Saturación de los servicios médicos
Anastasios Yfantis, director de operaciones de Médicos del Mundo en Lesbos, confirma que los servicios hospitalarios están desbordados. Los retrasos que se producen para atender a los migrantes provocan que las unidades médicas móviles de Médicos del Mundo o de Médicos Sin Fronteras tengan que suplir la atención hospitalaria sin los recursos idóneos. Yfantis opina que en el momento actual hay menos presión que en años anteriores porque hay menos migrantes, aunque la situación ha empeorado porque, tras el incendio, las personas que deben atender están diseminadas en un área más grande y difícil de controlar, y en condiciones de insalubridad más acuciantes. “La peor amenaza ahora”, precisa Yfantis, “sería que una ola de infecciones de la covid-19 acabe por saturar el hospital de Mitelene, el único de la isla”.

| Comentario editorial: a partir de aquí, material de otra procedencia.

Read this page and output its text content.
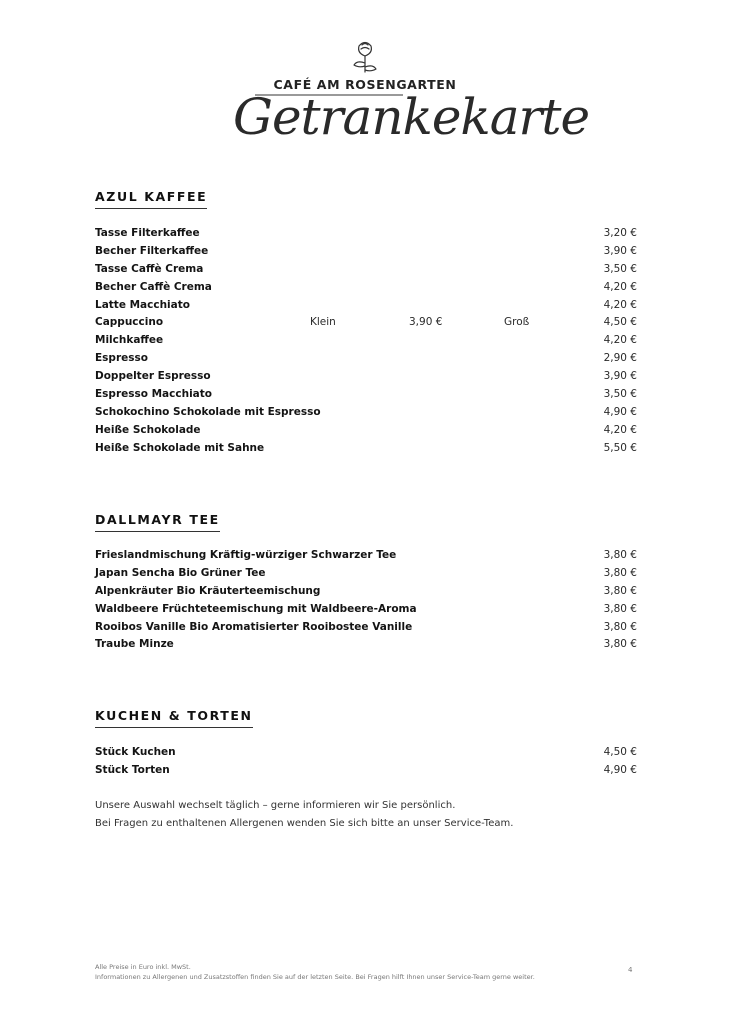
CAFÉ AM ROSENGARTEN
Getrankekarte
AZUL KAFFEE
Tasse Filterkaffee	3,20 €
Becher Filterkaffee	3,90 €
Tasse Caffè Crema	3,50 €
Becher Caffè Crema	4,20 €
Latte Macchiato	4,20 €
Cappuccino	Klein	3,90 €	Groß	4,50 €
Milchkaffee	4,20 €
Espresso	2,90 €
Doppelter Espresso	3,90 €
Espresso Macchiato	3,50 €
Schokochino Schokolade mit Espresso	4,90 €
Heiße Schokolade	4,20 €
Heiße Schokolade mit Sahne	5,50 €
DALLMAYR TEE
Frieslandmischung Kräftig-würziger Schwarzer Tee	3,80 €
Japan Sencha Bio Grüner Tee	3,80 €
Alpenkräuter Bio Kräuterteemischung	3,80 €
Waldbeere Früchteteemischung mit Waldbeere-Aroma	3,80 €
Rooibos Vanille Bio Aromatisierter Rooibostee Vanille	3,80 €
Traube Minze	3,80 €
KUCHEN & TORTEN
Stück Kuchen	4,50 €
Stück Torten	4,90 €
Unsere Auswahl wechselt täglich – gerne informieren wir Sie persönlich.
Bei Fragen zu enthaltenen Allergenen wenden Sie sich bitte an unser Service-Team.
Alle Preise in Euro inkl. MwSt.
Informationen zu Allergenen und Zusatzstoffen finden Sie auf der letzten Seite. Bei Fragen hilft Ihnen unser Service-Team gerne weiter.
4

Kamden y dos compañeras suyas se ayudan en todo, también para lavarse en un apartado rincón de un olivar. La manera de proceder es cada día la misma: dos de ellas cubren a la tercera con unos pareos mientras esta se limpia con una esponja. A su alrededor deambulan grupos de hombres que buscan un lugar para hacer sus necesidades entre los árboles, o tras las rocas de un puesto militar abandonado. En otro camino, una ONG ha improvisado una canalización de agua para que la gente pueda ducharse. Los hombres se quitan la ropa, excepto los pantalones, pero ninguna mujer lo hace. Al lado de la salida de agua, Mirene Baleiki se las apaña como puede para lavarse con un trapo húmedo. Baleiki admite que ni se le ocurre bañarse en el generoso chorro de agua. Se encuentra sola en Lesbos, desde hace un año, y su objetivo es viajar a Suiza para reunirse con su marido. “Aquí hay muchos peligros para una mujer sola”, dice con voz cansada mientras espera su turno para remojarse los pies.
Basmina Kazhali hace una semana que no puede ducharse, desde que los incendios arrasaron Moria. Tiene 16 años y procede de Afganistán. Dice que las mujeres se organizan para ir de noche a hacer sus necesidades, cuando no hay hombres, pero que incluso así, hay riesgos. Su compatriota Farsahe Heidari, menor de edad como ella, cuenta que la noche anterior —esta entrevista se realizó el pasado martes— el grupo con el que ella se movió para lavarse, a medianoche, fue asaltado por unos jóvenes. La camerunesa Jessica Kamden muestra una leve cicatriz en su hombro: asegura que la mordió un chico afgano después de resistirse cuando la estaba acosando.
Las fricciones entre grupos de diferentes nacionalidades y culturas son habituales. Kamden tuvo que esperar cinco meses en Turquía antes de poder cruzar el mar Egeo hasta Lesbos. Afirma que en Turquía sufrió menos racismo y más respeto entre comunidades, “gracias al orden y a la seguridad que impone Erdogan.”, dice Kamden en referencia al presidente turco. “Eso sí”, añade Kamden, “en Turquía no hay derechos humanos, si sucede algo, es más difícil que alguien te defienda que en Grecia”.